Yes - Review
Review by Jack Foley
YES is a truly infuriating experience. On the one hand, it’s a passionate, thought-provoking exploration of multi-cultural relationships in a post 9/11 world. On the other, it’s a pretentious arthouse movie that is prone to too much artistic excess.
Yes has plenty to say, but it may well leave you with a sense of dismay.
It’s script is relayed entirely in verse, which may eventually leave you wanting to curse.
That it actually contains some wonderful performances and treats its material with the respect it deserves only makes matters worse.
The film is directed by Sally Potter, of Orlando and Man Who Cried fame, and is intended as an urgent response to the rapid demonisation of the Arabic world in the West and to the parallel wave of hatred against America.
Joan Allen stars as She, an Irish-American molecular biologist trapped in a stale marriage to Sam Neill’s English politician, Anthony.

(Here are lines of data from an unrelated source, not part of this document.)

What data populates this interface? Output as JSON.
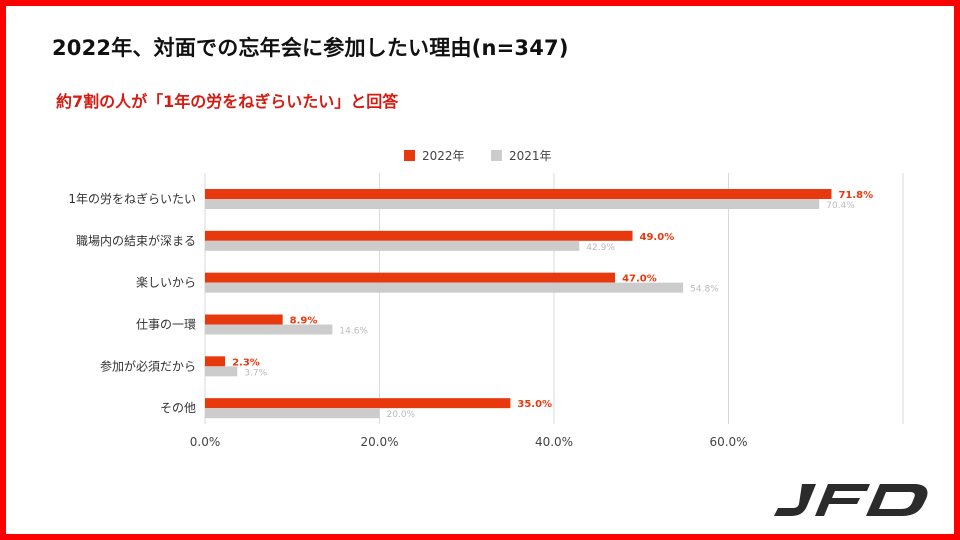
{
  "title": "2022年、対面での忘年会に参加したい理由(n=347)",
  "subtitle": "約7割の人が「1年の労をねぎらいたい」と回答",
  "logo_text": "JFD",
  "colors": {
    "series_2022": "#e8380d",
    "series_2021": "#cccccc",
    "frame": "#ff0000",
    "subtitle": "#d81b10"
  },
  "chart_data": {
    "type": "bar",
    "orientation": "horizontal",
    "categories": [
      "1年の労をねぎらいたい",
      "職場内の結束が深まる",
      "楽しいから",
      "仕事の一環",
      "参加が必須だから",
      "その他"
    ],
    "series": [
      {
        "name": "2022年",
        "values": [
          71.8,
          49.0,
          47.0,
          8.9,
          2.3,
          35.0
        ],
        "labels": [
          "71.8%",
          "49.0%",
          "47.0%",
          "8.9%",
          "2.3%",
          "35.0%"
        ]
      },
      {
        "name": "2021年",
        "values": [
          70.4,
          42.9,
          54.8,
          14.6,
          3.7,
          20.0
        ],
        "labels": [
          "70.4%",
          "42.9%",
          "54.8%",
          "14.6%",
          "3.7%",
          "20.0%"
        ]
      }
    ],
    "x_ticks": [
      0,
      20,
      40,
      60,
      80
    ],
    "x_tick_labels": [
      "0.0%",
      "20.0%",
      "40.0%",
      "60.0%",
      ""
    ],
    "xlim": [
      0,
      80
    ],
    "legend_position": "top-center",
    "grid": true
  }
}
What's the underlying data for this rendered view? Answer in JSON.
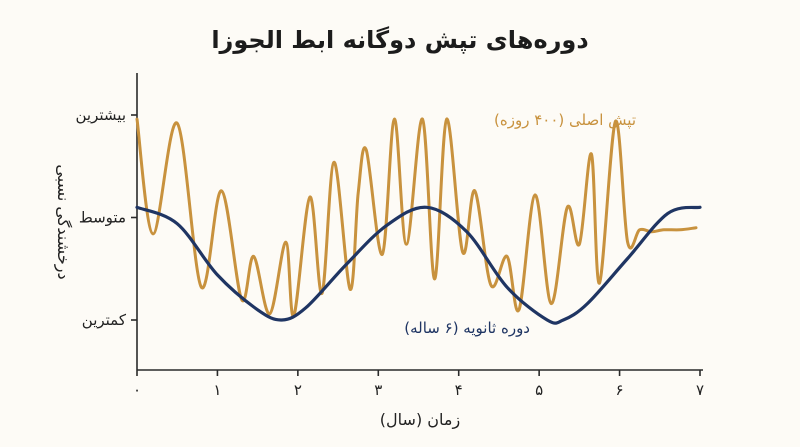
{
  "chart_data": {
    "type": "line",
    "title": "دوره‌های تپش دوگانه ابط الجوزا",
    "xlabel": "زمان (سال)",
    "ylabel": "درخشندگی نسبی",
    "x_ticks": [
      "۰",
      "۱",
      "۲",
      "۳",
      "۴",
      "۵",
      "۶",
      "۷"
    ],
    "xlim": [
      0,
      7
    ],
    "y_ticks": [
      {
        "label": "کمترین",
        "value": 0
      },
      {
        "label": "متوسط",
        "value": 0.5
      },
      {
        "label": "بیشترین",
        "value": 1
      }
    ],
    "ylim": [
      -0.25,
      1.2
    ],
    "grid": false,
    "legend": "none",
    "series": [
      {
        "name": "تپش اصلی (۴۰۰ روزه)",
        "color": "#c8923e",
        "x": [
          0.0,
          0.2,
          0.5,
          0.8,
          1.05,
          1.3,
          1.45,
          1.65,
          1.85,
          1.95,
          2.15,
          2.3,
          2.45,
          2.65,
          2.75,
          2.85,
          3.05,
          3.2,
          3.35,
          3.55,
          3.7,
          3.85,
          4.05,
          4.2,
          4.4,
          4.6,
          4.75,
          4.95,
          5.15,
          5.35,
          5.5,
          5.65,
          5.75,
          5.95,
          6.1,
          6.25,
          6.4,
          6.55,
          6.75,
          6.95
        ],
        "values": [
          0.98,
          0.42,
          0.96,
          0.16,
          0.63,
          0.1,
          0.31,
          0.03,
          0.38,
          0.02,
          0.6,
          0.13,
          0.77,
          0.15,
          0.62,
          0.83,
          0.32,
          0.98,
          0.37,
          0.98,
          0.2,
          0.98,
          0.33,
          0.63,
          0.17,
          0.31,
          0.05,
          0.61,
          0.08,
          0.55,
          0.37,
          0.81,
          0.18,
          0.97,
          0.38,
          0.44,
          0.43,
          0.44,
          0.44,
          0.45
        ],
        "label": "تپش اصلی (۴۰۰ روزه)"
      },
      {
        "name": "دوره ثانویه (۶ ساله)",
        "color": "#1f3563",
        "x": [
          0.0,
          0.5,
          1.0,
          1.5,
          1.8,
          2.1,
          2.6,
          3.1,
          3.6,
          4.1,
          4.6,
          5.1,
          5.3,
          5.6,
          6.1,
          6.6,
          7.0
        ],
        "values": [
          0.55,
          0.47,
          0.22,
          0.05,
          0.0,
          0.06,
          0.27,
          0.46,
          0.55,
          0.43,
          0.16,
          0.0,
          0.0,
          0.08,
          0.3,
          0.52,
          0.55
        ],
        "label": "دوره ثانویه (۶ ساله)"
      }
    ]
  }
}
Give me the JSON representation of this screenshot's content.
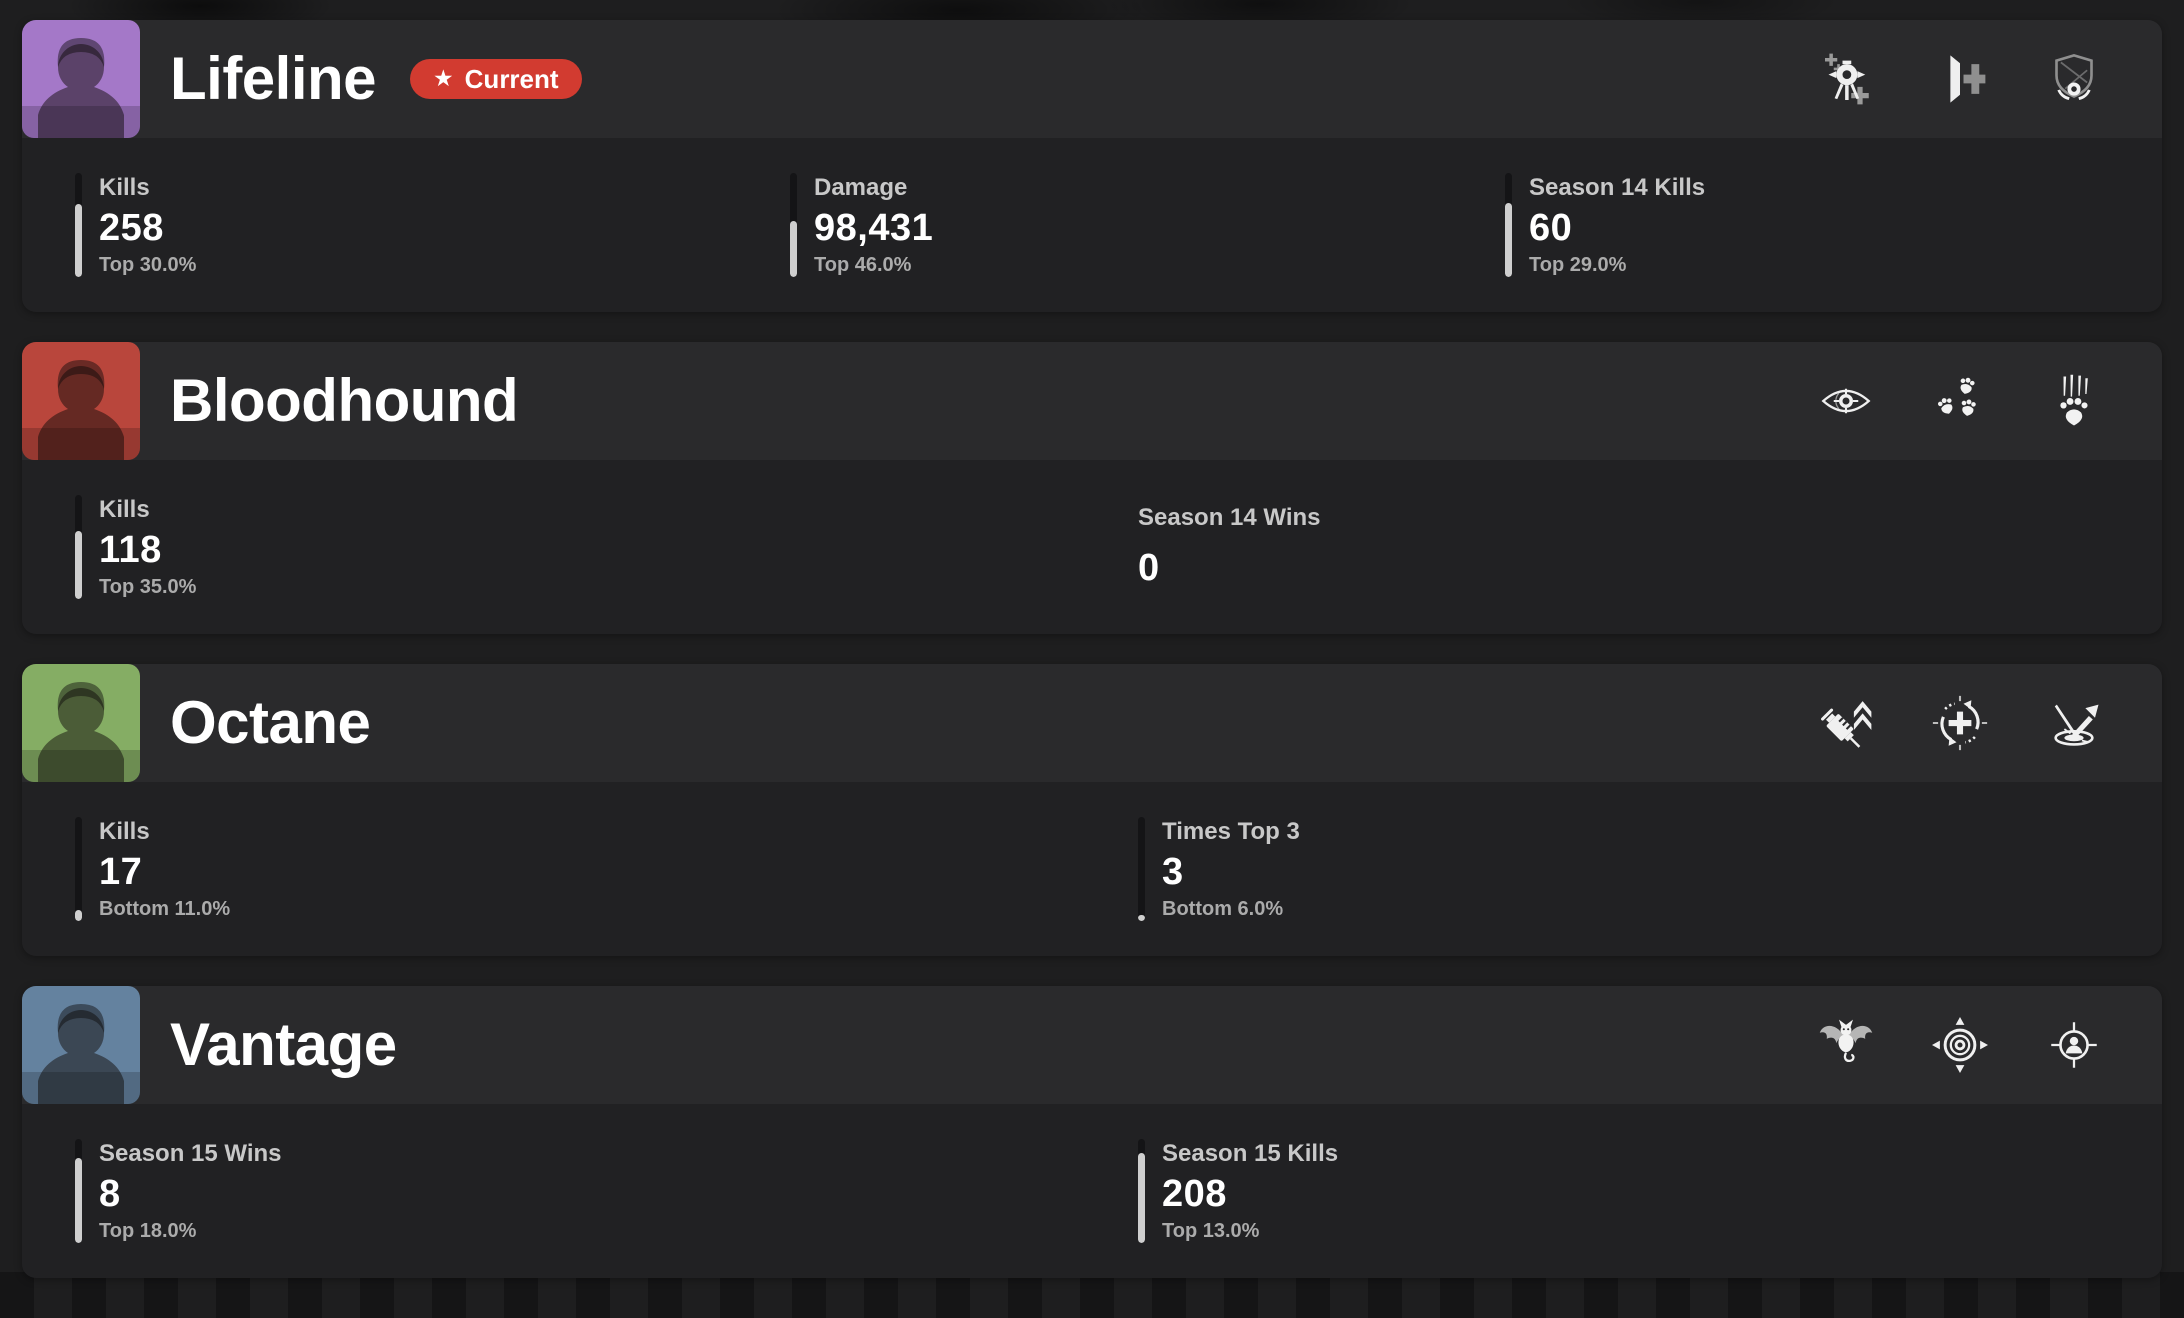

At a posh reception one night, She meets the enigmatic He (Simon Abkarian), an attendant of Middle Eastern origin who immediately begins to flirt with her, and the two begin an affair.
In the passion-filled weeks that ensue, He and She discuss, in verse, issues such as religion, politics and sex – only to have their relationship put to the test by other people’s prejudices and the unstable climate that exists around them.
In terms of performance alone, Potter’s film hits all the right notes with Allen especially strong in conveying the tortured emotions of her strong but vulnerable character.
Abkarian is also very charismatic and suitably passionate about his background, while Neil expertly conveys the frustrations of someone trapped in a lifeless marriage.
Yet all their good work is undermined by Potter who continually employs unnecessary techniques to lessen the impact of her film.
The verse becomes extremely annoying, threatening to divert attention away from what is actually being said, while several bits of camera trickery seem like a blatant attempt to show off by the director.
For a film that is supposed to be dealing with real and pertinent issues, it has the effect of making them feel unreal and unstable.
The overall result, therefore, is a film that is damn-near impossible to say Yes to.